Золотаюшка | страница 2



Да, время отшлепало свою торжественную печать на его десяти тревожных победных годах жизни, что прошли в боях и походах. Еще слышатся тупые стуки копыт по широким трактам и пыльным дорогам, еще зеленая травка под березами манит прилечь, забыться, поспать часок-другой, еще в ушах потрескивают выстрелы, стрекот пулемета, слышатся надсадные выдохи «хряк» в огненной лавине конниц, когда молнией летала сабля по загривкам бандитов.

И вот бандиты разбиты, очищена южноуральская округа от недобитых дутовских войск, отвоевана и сбережена для республики, для красной Родины государственная Магнит-гора, милая железная голубушка, на сохранение которой был он когда-то послан сюда лично Владимиром Ильичей и Дзержинским…

Неужели эскадрон мимо пропылит?

Над головой треснуло небо, задышали, погудывая, высотные ветра. Жемчужный запахнул бушлат, накрепко припечатал бескозырку на затылок и в этой грозной тишине вспомнил самое главное.

Когда-то, еще в 21-м году, думал, что вконец отстрелялся, ан нет — вызвали его из родной Увельки, из-под Челябинска, аж в Уральский губком. Сдав в Екатеринбурге партийным товарищам свой тяжелый маузер, он получил взамен оружия мандат, в коем ему предписывалось незамедлительно выехать в Москву и прибыть в распоряжение товарища Дзержинского.

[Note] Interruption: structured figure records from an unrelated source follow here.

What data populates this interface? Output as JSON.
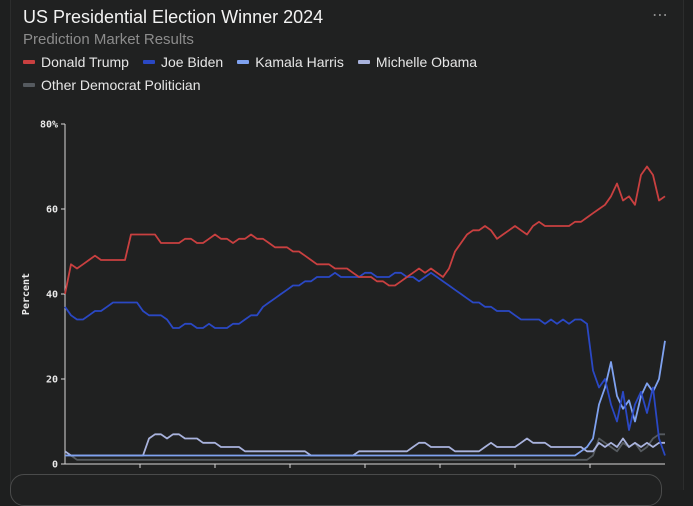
{
  "header": {
    "title": "US Presidential Election Winner 2024",
    "subtitle": "Prediction Market Results",
    "menu_icon": "⋯"
  },
  "legend": [
    {
      "label": "Donald Trump",
      "color": "#c94040"
    },
    {
      "label": "Joe Biden",
      "color": "#2a48c4"
    },
    {
      "label": "Kamala Harris",
      "color": "#7fa2f0"
    },
    {
      "label": "Michelle Obama",
      "color": "#a9b3dd"
    },
    {
      "label": "Other Democrat Politician",
      "color": "#555a5f"
    }
  ],
  "chart_data": {
    "type": "line",
    "ylabel": "Percent",
    "ylim": [
      0,
      80
    ],
    "yticks": [
      "0",
      "20",
      "40",
      "60",
      "80%"
    ],
    "grid": false,
    "legend_position": "top",
    "series": [
      {
        "name": "Donald Trump",
        "color": "#c94040",
        "values": [
          40,
          47,
          46,
          47,
          48,
          49,
          48,
          48,
          48,
          48,
          48,
          54,
          54,
          54,
          54,
          54,
          52,
          52,
          52,
          52,
          53,
          53,
          52,
          52,
          53,
          54,
          53,
          53,
          52,
          53,
          53,
          54,
          53,
          53,
          52,
          51,
          51,
          51,
          50,
          50,
          49,
          48,
          47,
          47,
          47,
          46,
          46,
          46,
          45,
          44,
          44,
          44,
          43,
          43,
          42,
          42,
          43,
          44,
          45,
          46,
          45,
          46,
          45,
          44,
          46,
          50,
          52,
          54,
          55,
          55,
          56,
          55,
          53,
          54,
          55,
          56,
          55,
          54,
          56,
          57,
          56,
          56,
          56,
          56,
          56,
          57,
          57,
          58,
          59,
          60,
          61,
          63,
          66,
          62,
          63,
          61,
          68,
          70,
          68,
          62,
          63
        ]
      },
      {
        "name": "Joe Biden",
        "color": "#2a48c4",
        "values": [
          37,
          35,
          34,
          34,
          35,
          36,
          36,
          37,
          38,
          38,
          38,
          38,
          38,
          36,
          35,
          35,
          35,
          34,
          32,
          32,
          33,
          33,
          32,
          32,
          33,
          32,
          32,
          32,
          33,
          33,
          34,
          35,
          35,
          37,
          38,
          39,
          40,
          41,
          42,
          42,
          43,
          43,
          44,
          44,
          44,
          45,
          44,
          44,
          44,
          44,
          45,
          45,
          44,
          44,
          44,
          45,
          45,
          44,
          44,
          43,
          44,
          45,
          44,
          43,
          42,
          41,
          40,
          39,
          38,
          38,
          37,
          37,
          36,
          36,
          36,
          35,
          34,
          34,
          34,
          34,
          33,
          34,
          33,
          34,
          33,
          34,
          34,
          33,
          22,
          18,
          20,
          14,
          10,
          17,
          8,
          14,
          17,
          12,
          18,
          6,
          2
        ]
      },
      {
        "name": "Kamala Harris",
        "color": "#7fa2f0",
        "values": [
          2,
          2,
          2,
          2,
          2,
          2,
          2,
          2,
          2,
          2,
          2,
          2,
          2,
          2,
          2,
          2,
          2,
          2,
          2,
          2,
          2,
          2,
          2,
          2,
          2,
          2,
          2,
          2,
          2,
          2,
          2,
          2,
          2,
          2,
          2,
          2,
          2,
          2,
          2,
          2,
          2,
          2,
          2,
          2,
          2,
          2,
          2,
          2,
          2,
          2,
          2,
          2,
          2,
          2,
          2,
          2,
          2,
          2,
          2,
          2,
          2,
          2,
          2,
          2,
          2,
          2,
          2,
          2,
          2,
          2,
          2,
          2,
          2,
          2,
          2,
          2,
          2,
          2,
          2,
          2,
          2,
          2,
          2,
          2,
          2,
          2,
          3,
          4,
          6,
          14,
          18,
          24,
          16,
          13,
          15,
          10,
          16,
          19,
          17,
          20,
          29
        ]
      },
      {
        "name": "Michelle Obama",
        "color": "#a9b3dd",
        "values": [
          3,
          2,
          2,
          2,
          2,
          2,
          2,
          2,
          2,
          2,
          2,
          2,
          2,
          2,
          6,
          7,
          7,
          6,
          7,
          7,
          6,
          6,
          6,
          5,
          5,
          5,
          4,
          4,
          4,
          4,
          3,
          3,
          3,
          3,
          3,
          3,
          3,
          3,
          3,
          3,
          3,
          2,
          2,
          2,
          2,
          2,
          2,
          2,
          2,
          3,
          3,
          3,
          3,
          3,
          3,
          3,
          3,
          3,
          4,
          5,
          5,
          4,
          4,
          4,
          4,
          3,
          3,
          3,
          3,
          3,
          4,
          5,
          4,
          4,
          4,
          4,
          5,
          6,
          5,
          5,
          5,
          4,
          4,
          4,
          4,
          4,
          4,
          3,
          3,
          5,
          4,
          5,
          4,
          6,
          4,
          5,
          4,
          5,
          4,
          5,
          5
        ]
      },
      {
        "name": "Other Democrat Politician",
        "color": "#555a5f",
        "values": [
          2,
          2,
          1,
          1,
          1,
          1,
          1,
          1,
          1,
          1,
          1,
          1,
          1,
          1,
          1,
          1,
          1,
          1,
          1,
          1,
          1,
          1,
          1,
          1,
          1,
          1,
          1,
          1,
          1,
          1,
          1,
          1,
          1,
          1,
          1,
          1,
          1,
          1,
          1,
          1,
          1,
          1,
          1,
          1,
          1,
          1,
          1,
          1,
          1,
          1,
          1,
          1,
          1,
          1,
          1,
          1,
          1,
          1,
          1,
          1,
          1,
          1,
          1,
          1,
          1,
          1,
          1,
          1,
          1,
          1,
          1,
          1,
          1,
          1,
          1,
          1,
          1,
          1,
          1,
          1,
          1,
          1,
          1,
          1,
          1,
          1,
          1,
          1,
          2,
          6,
          5,
          4,
          3,
          5,
          4,
          5,
          3,
          4,
          6,
          7,
          7
        ]
      }
    ]
  }
}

Значит, не отстрелялся еще… Думал, хлеба будет ро́стить, да вот понадобился зачем-то Феликсу Эдмундовичу. Вспомнила ЧК о нем… Душе приятно, конечно. А раз так, давай-ка в путь собирайся, до Москвы добирайся! И тогда подумал он, что, видать, еще не отстрелялся… И тогда снова ему слышались выстрелы, отчаянный топот копыт. Уходил как-то от погони, шарахалось в сторону огромное солнце и пряталось за горизонт, сдавливала грудь тугая, взмокшая от зноя тельняшка, и было ему тогда не то чтобы не по себе, а как-то на душе неуютно.

Перед Москвой нужно было собраться и приодеться во что-ничто, и он двинул на базар. Он хорошо помнит, что его раздражали и легкий мирный пушистый снежок, устилавший городские улицы, вроде шлейфа у подвенечного платья, и равнодушные неторопливые прохожие, которые, как ему казалось, и в жисть не проваливались по самую шею в степные самодовольные сугробы около белоказачьих станиц, и чужое, городское, озябшее красноватое солнце над черной сиротливой речкой Исеть, и собственная одинокость.

На толкучке около кладбища, что неподалеку от Ивановской церкви, он успел еще застать подвыпивших старьевщиков и долго искал поддевочку какую-нибудь и непременно сапоги, по-матросски приценивался. Суконный пиджак — сразу! Яловые сапоги — сразу! Ну и рубаху с картузом — тоже. Поддевочки он не сыскал. Ему сказали: «Была, была — пропили! Фартовая поддевочка!» Связав все эти робы в узел и перекинув через плечо, он двинулся по направлению вокзала, кося глазом на встречные «жраловки», оставляя за спиной и кладбище, и Ивановскую церковь, и колышущиеся тени на ее огромной белой стене от гульбы среди барыг, калек и пропойц.